Textile producers face closure as coronavirus cripples imports

By Dat Nguyen   February 26, 2020 | 05:50 am PT
Textile producers face closure as coronavirus cripples imports
A man works in a textile factory in Thai Nguyen Province on February 6, 2020. Photo by VnExpress/Ngoc Thanh.
Textile firms across Vietnam are facing the possibility of closure as the coronavirus outbreak hampers material imports from China.

Truong Van Cam, deputy chairman of Vietnam Textile and Apparel Association (VITAS), told a recent forum many small and medium textile producers would run out of feedstock by the end of this month and may have to close down next month.

These companies, which account for around 90 percent of the industry, have reduced working hours, with supply orders remaining unfulfilled due to the coronavirus, he explained.

Limited cross-border trade with China, where 60 percent of textile materials are sourced, have seen producers struggle to supply buyers in Thailand, Indonesia, South Korea and Japan, it was added.

In Binh Xuyen District of northern Vinh Phuc Province, where a lock down order serves to contain the spread of the virus, many garment factories are running at minimum capacity as staff are quarantined.

Exports to China are also struggling.

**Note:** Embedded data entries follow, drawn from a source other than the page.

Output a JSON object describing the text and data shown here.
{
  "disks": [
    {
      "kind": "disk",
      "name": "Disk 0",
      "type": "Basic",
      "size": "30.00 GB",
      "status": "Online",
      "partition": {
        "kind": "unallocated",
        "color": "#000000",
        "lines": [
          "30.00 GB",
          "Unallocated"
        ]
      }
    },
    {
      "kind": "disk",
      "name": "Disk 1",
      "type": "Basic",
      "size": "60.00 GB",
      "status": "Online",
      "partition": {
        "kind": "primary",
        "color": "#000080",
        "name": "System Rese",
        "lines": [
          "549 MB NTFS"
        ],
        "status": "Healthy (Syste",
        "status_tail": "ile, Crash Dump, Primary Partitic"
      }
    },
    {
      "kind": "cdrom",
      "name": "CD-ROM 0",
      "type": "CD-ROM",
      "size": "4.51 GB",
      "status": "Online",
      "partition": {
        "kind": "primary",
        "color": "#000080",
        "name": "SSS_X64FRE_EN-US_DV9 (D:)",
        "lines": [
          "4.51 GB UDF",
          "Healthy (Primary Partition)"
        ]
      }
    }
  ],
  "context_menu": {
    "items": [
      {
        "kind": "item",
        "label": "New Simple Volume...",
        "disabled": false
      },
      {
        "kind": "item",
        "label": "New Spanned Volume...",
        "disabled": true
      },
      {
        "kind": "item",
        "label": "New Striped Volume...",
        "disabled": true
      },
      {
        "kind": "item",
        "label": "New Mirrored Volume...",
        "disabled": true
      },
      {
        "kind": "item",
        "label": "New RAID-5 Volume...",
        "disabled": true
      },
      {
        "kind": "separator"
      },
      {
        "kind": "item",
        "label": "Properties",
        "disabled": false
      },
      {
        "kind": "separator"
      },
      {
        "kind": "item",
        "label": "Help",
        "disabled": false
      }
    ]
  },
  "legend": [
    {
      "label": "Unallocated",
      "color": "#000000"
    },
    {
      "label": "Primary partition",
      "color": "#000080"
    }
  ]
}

Vietnam Cotton and Spinning Association (VCOSA) stated most producers had reported plummeting cotton orders from the country, and are concerned about this year’s profits.

Vietnam’s textile exports in January fell 23.5 percent year-on-year, while imports fell 28.5 percent.

"The industry has never seen such a steep drop," said Cam, blaming the seven-day Lunar New Year holiday (January 23-29) and coronavirus outbreak.

Fitch Solutions, a unit of credit rating firm Fitch Group, said small and medium textile producers would struggle to tap an alternative source of input, with unemployment and closures expected.

Tran Thanh Hai, deputy head of the Trade Department, said even after the epidemic is contained the industry would still struggle due to its reliance on Chinese imports.

Some companies have been looking for alternative markets as Chinese businesses won’t resume full operation until mid-March, with Indonesia, India, Bangladesh and Brazil potential sources.

Insiders have proposed lower road and port tariffs to support textile companies amid the outbreak.

Textiles were among the largest export categories in Vietnam last year with a value of $32.8 billion, up 7.8 percent from 2018.

The U.S. was the largest export market, followed by the E.U. and Japan.